As a member of Old America, Blanche has certain views; she believes that Stanley is an inferior person to her and says to Stella during a discussion about his Polish nationality, ‘they’re something like the Irish…only not so- Highbrow.’ She also suggests Stanley has no refinement saying, ‘He’s just not the sort that goes for jasmine perfume’ which may be true, but Blanche is in no position to judge a person that way. Stanley puts up with Blanches derogatory comments such as ‘Polack’ until he explodes, exclaiming ‘I am not a Polack. People from Poland are Poles, not Polacks, but what I am, is a one hundred percent American, born and raised in the greatest country on Earth’ and exposing Blanche for what she really is; a bigoted, old fashioned American. Stanley’s outburst is pivotal as it makes even more obvious the contrast between him and Blanche. His declaration as a proud American carries great weight as it shows exactly what he says, that he is in fact a member of the New American society. He exposes Blanche as a relic in the New America. The Southern ‘aristocracy’ from which she assumes her power and authority has died out and so has the America she used to live in. Stanley shows Blanche that she is powerless monetarily and socially out of touch. Earlier in the play Blanche is happy to admit that Stanley is what they ‘need to mix our [their] blood with now that we’ve lost Belle Reve’ stating that now the Du Bois family need to mix with New Americans in order to survive yet reacts badly when Stanley forces this idea into her perspective.

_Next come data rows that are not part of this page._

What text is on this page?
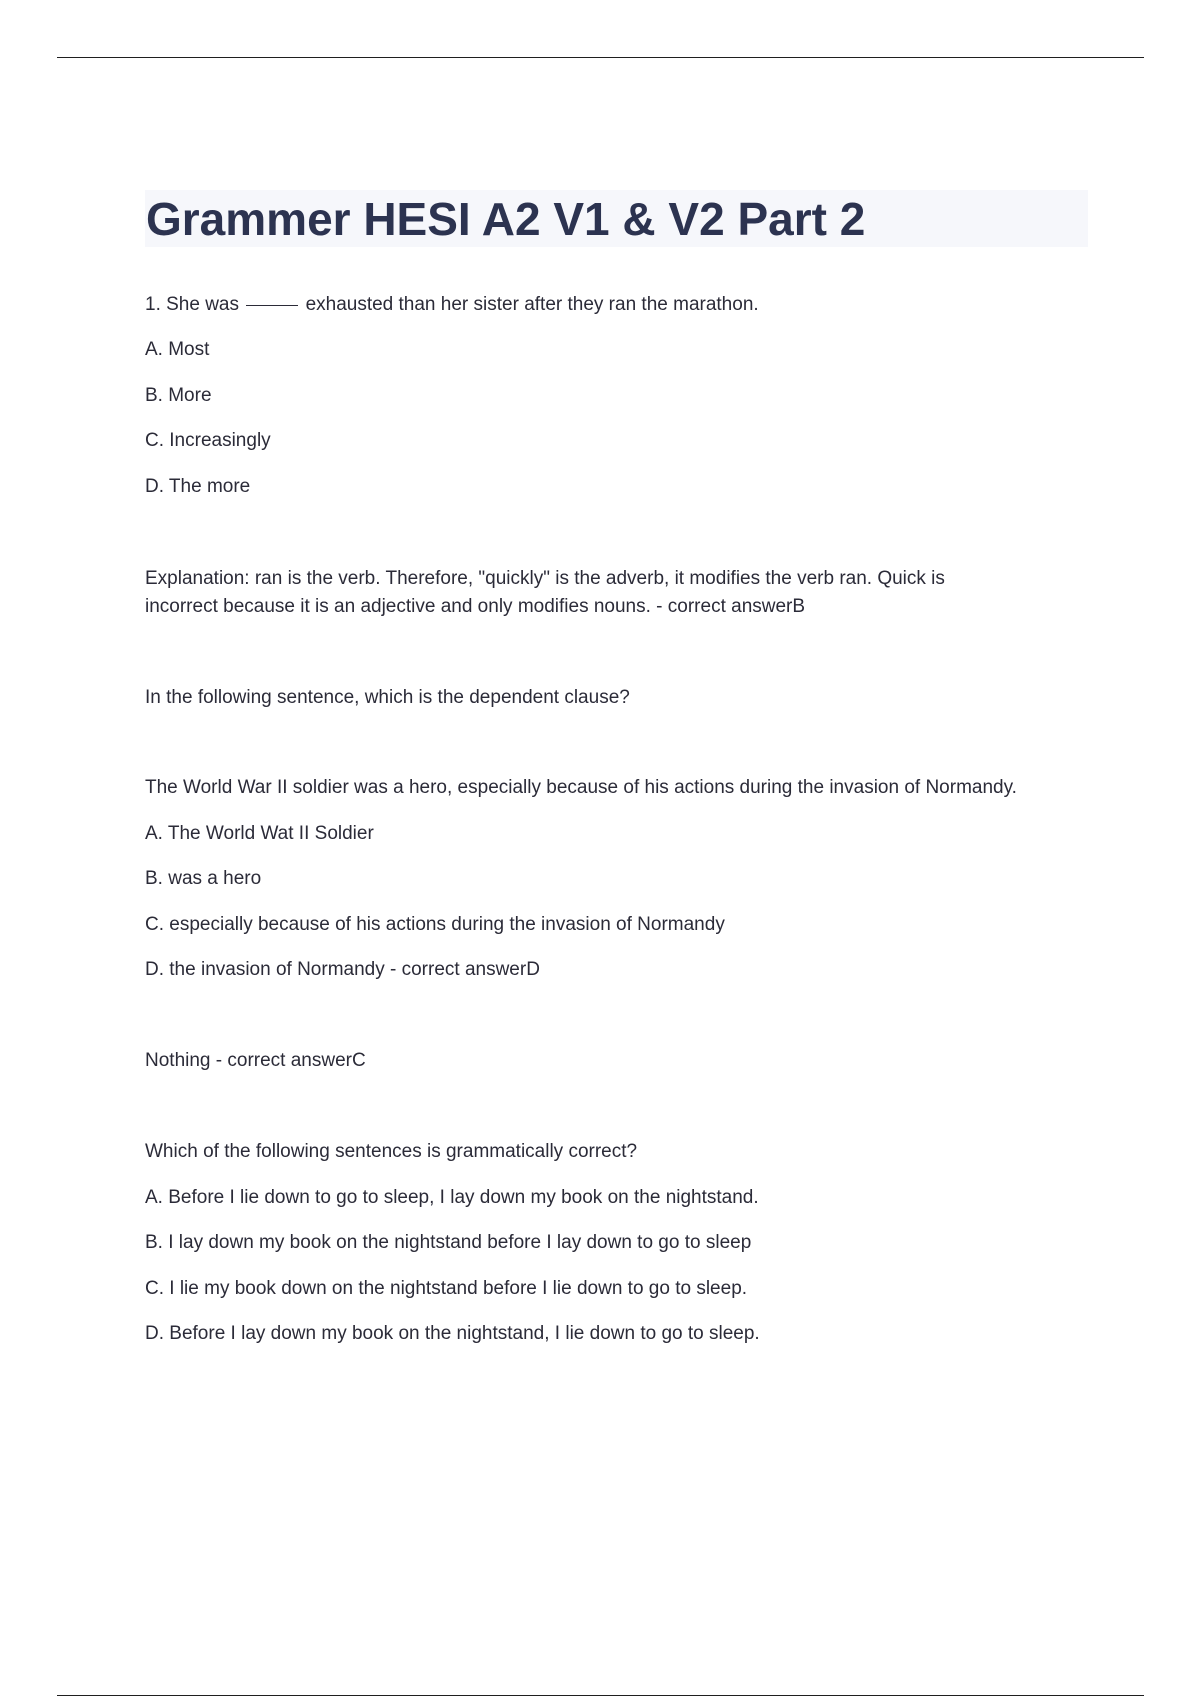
Grammer HESI A2 V1 & V2 Part 2

1. She was	exhausted than her sister after they ran the marathon.

A. Most

B. More

C. Increasingly

D. The more

Explanation: ran is the verb. Therefore, "quickly" is the adverb, it modifies the verb ran. Quick is

incorrect because it is an adjective and only modifies nouns. - correct answerB

In the following sentence, which is the dependent clause?

The World War II soldier was a hero, especially because of his actions during the invasion of Normandy.

A. The World Wat II Soldier

B. was a hero

C. especially because of his actions during the invasion of Normandy

D. the invasion of Normandy - correct answerD

Nothing - correct answerC

Which of the following sentences is grammatically correct?

A. Before I lie down to go to sleep, I lay down my book on the nightstand.

B. I lay down my book on the nightstand before I lay down to go to sleep

C. I lie my book down on the nightstand before I lie down to go to sleep.

D. Before I lay down my book on the nightstand, I lie down to go to sleep.
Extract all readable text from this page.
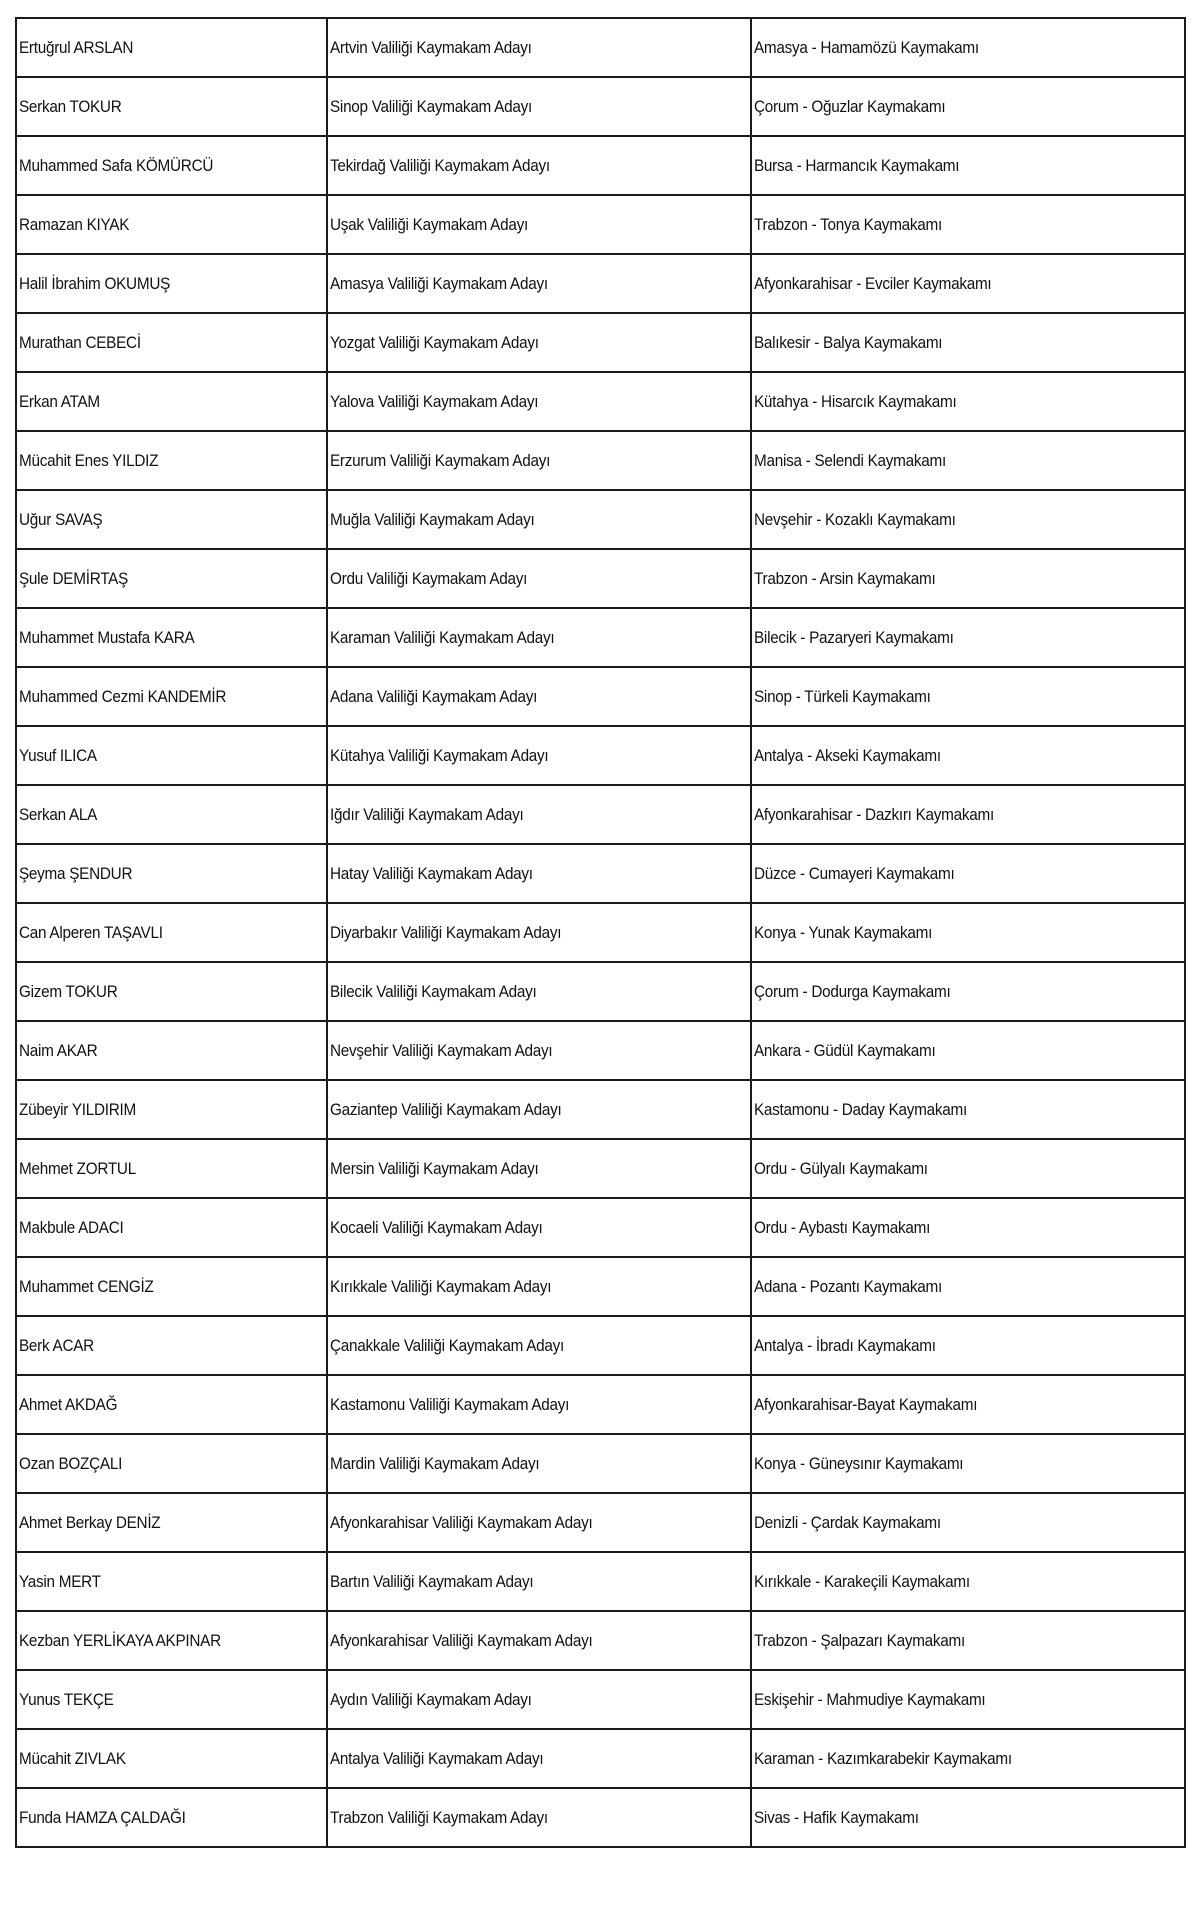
Ertuğrul ARSLAN	Artvin Valiliği Kaymakam Adayı	Amasya - Hamamözü Kaymakamı
Serkan TOKUR	Sinop Valiliği Kaymakam Adayı	Çorum - Oğuzlar Kaymakamı
Muhammed Safa KÖMÜRCÜ	Tekirdağ Valiliği Kaymakam Adayı	Bursa - Harmancık Kaymakamı
Ramazan KIYAK	Uşak Valiliği Kaymakam Adayı	Trabzon - Tonya Kaymakamı
Halil İbrahim OKUMUŞ	Amasya Valiliği Kaymakam Adayı	Afyonkarahisar - Evciler Kaymakamı
Murathan CEBECİ	Yozgat Valiliği Kaymakam Adayı	Balıkesir - Balya Kaymakamı
Erkan ATAM	Yalova Valiliği Kaymakam Adayı	Kütahya - Hisarcık Kaymakamı
Mücahit Enes YILDIZ	Erzurum Valiliği Kaymakam Adayı	Manisa - Selendi Kaymakamı
Uğur SAVAŞ	Muğla Valiliği Kaymakam Adayı	Nevşehir - Kozaklı Kaymakamı
Şule DEMİRTAŞ	Ordu Valiliği Kaymakam Adayı	Trabzon - Arsin Kaymakamı
Muhammet Mustafa KARA	Karaman Valiliği Kaymakam Adayı	Bilecik - Pazaryeri Kaymakamı
Muhammed Cezmi KANDEMİR	Adana Valiliği Kaymakam Adayı	Sinop - Türkeli Kaymakamı
Yusuf ILICA	Kütahya Valiliği Kaymakam Adayı	Antalya - Akseki Kaymakamı
Serkan ALA	Iğdır Valiliği Kaymakam Adayı	Afyonkarahisar - Dazkırı Kaymakamı
Şeyma ŞENDUR	Hatay Valiliği Kaymakam Adayı	Düzce - Cumayeri Kaymakamı
Can Alperen TAŞAVLI	Diyarbakır Valiliği Kaymakam Adayı	Konya - Yunak Kaymakamı
Gizem TOKUR	Bilecik Valiliği Kaymakam Adayı	Çorum - Dodurga Kaymakamı
Naim AKAR	Nevşehir Valiliği Kaymakam Adayı	Ankara - Güdül Kaymakamı
Zübeyir YILDIRIM	Gaziantep Valiliği Kaymakam Adayı	Kastamonu - Daday Kaymakamı
Mehmet ZORTUL	Mersin Valiliği Kaymakam Adayı	Ordu - Gülyalı Kaymakamı
Makbule ADACI	Kocaeli Valiliği Kaymakam Adayı	Ordu - Aybastı Kaymakamı
Muhammet CENGİZ	Kırıkkale Valiliği Kaymakam Adayı	Adana - Pozantı Kaymakamı
Berk ACAR	Çanakkale Valiliği Kaymakam Adayı	Antalya - İbradı Kaymakamı
Ahmet AKDAĞ	Kastamonu Valiliği Kaymakam Adayı	Afyonkarahisar-Bayat Kaymakamı
Ozan BOZÇALI	Mardin Valiliği Kaymakam Adayı	Konya - Güneysınır Kaymakamı
Ahmet Berkay DENİZ	Afyonkarahisar Valiliği Kaymakam Adayı	Denizli - Çardak Kaymakamı
Yasin MERT	Bartın Valiliği Kaymakam Adayı	Kırıkkale - Karakeçili Kaymakamı
Kezban YERLİKAYA AKPINAR	Afyonkarahisar Valiliği Kaymakam Adayı	Trabzon - Şalpazarı Kaymakamı
Yunus TEKÇE	Aydın Valiliği Kaymakam Adayı	Eskişehir - Mahmudiye Kaymakamı
Mücahit ZIVLAK	Antalya Valiliği Kaymakam Adayı	Karaman - Kazımkarabekir Kaymakamı
Funda HAMZA ÇALDAĞI	Trabzon Valiliği Kaymakam Adayı	Sivas - Hafik Kaymakamı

Another way of looking at the conflict and differences between Stanley and Blanche is by looking at it as a conflict between fantasy and reality. Blanche represents fantasy living in her own world even saying to Mitch, ‘I don’t want realism’ and singing the popular ballad of the time, ‘It’s only a paper moon.’ The song is sung by a lover who believes that love turns the world into a phoney fantasy and that if the other lover believed the same fantasy, then it could be their shared reality. The lyrics outline Blanche’s interpretation of her way of living in which she believes that the little lies she tells are only her harmless way of making her existence more bearable. Ironically, as Blanche sings this song in the bath, Stanley is revealing to Stella the truth about Blanche and her promiscuous exploits. Williams juxtaposes the two “interpretations” to give a sense of conflict between the two. It would appear that Williams in fact takes the side of Blanche in his own play suggesting that the detachment which Blanche has from reality is in fact partially beneficial helping her to shield the blows which she receives in the real world. When the doctor helps her up in order to take her to the asylum she says, ‘I have always depended on the kindness of strangers’ showing the large extent of her detachment. In reality, the doctor is only being kind to her in order to get her to co-operate with him and make her transport to the asylum easier for him but in Blanche’s reality he is the gentleman she ‘was expecting’ to take her on her ‘vacation.’
The conflict between Old and New, Stanley and Blanche, climaxes with the rape scene in scene ten. It is simply an embodiment of the physical overcoming of the Old by the New. The rape has such a profound effect on the delicate mental health of Blanche that she goes slightly insane afterwards leading to her being taken away to an asylum, the final phase of her destruction. At the point of the rape the audience members’ view of Stanley has plummeted; at first he was probably preferred, being more sociable and down to earth, lacking the pretentious nature that Blanche had and we preferred his society where reward is by merit, not birthright but if what Stanley now represents is drunken, forceful rape and violation then is the ‘reality’ in which Blanche lives such a terrible thing after all? Stanley’s physical presence causes Blanche’s fantasy world to fall away opening up the events in the surrounding streets, ‘the hot trumpets and drums from the Four Deuces sound loudly’ these two things representing drunkenness, crime and prostitution, the parts of New America which Blanche likes to think she is above. In truth she is deceitful like a criminal, promiscuous like a prostitute and a drunk. These aspects confront and impose on her and the noises from the outside put additional pressure on her aiding her departure from sanity. Other people in Elysian fields drink socially, Blanche keeps her drinking a secret, pretending not to know what Southern Comfort is and slipping ‘liqueur’ into her Coke. The difference between Blanche and Stanley & others, is that Blanche as an upright member of old American society is not proud of her drinking and drunken consequences seem to scar her mentally while drunken arguments between Stanley and Stella are forgotten the next day. Blanche as an old American comes across as weak and portrays old America as weak, while Stanley represents a New America that can forget tragedy and move on, constantly becoming stronger as time goes on.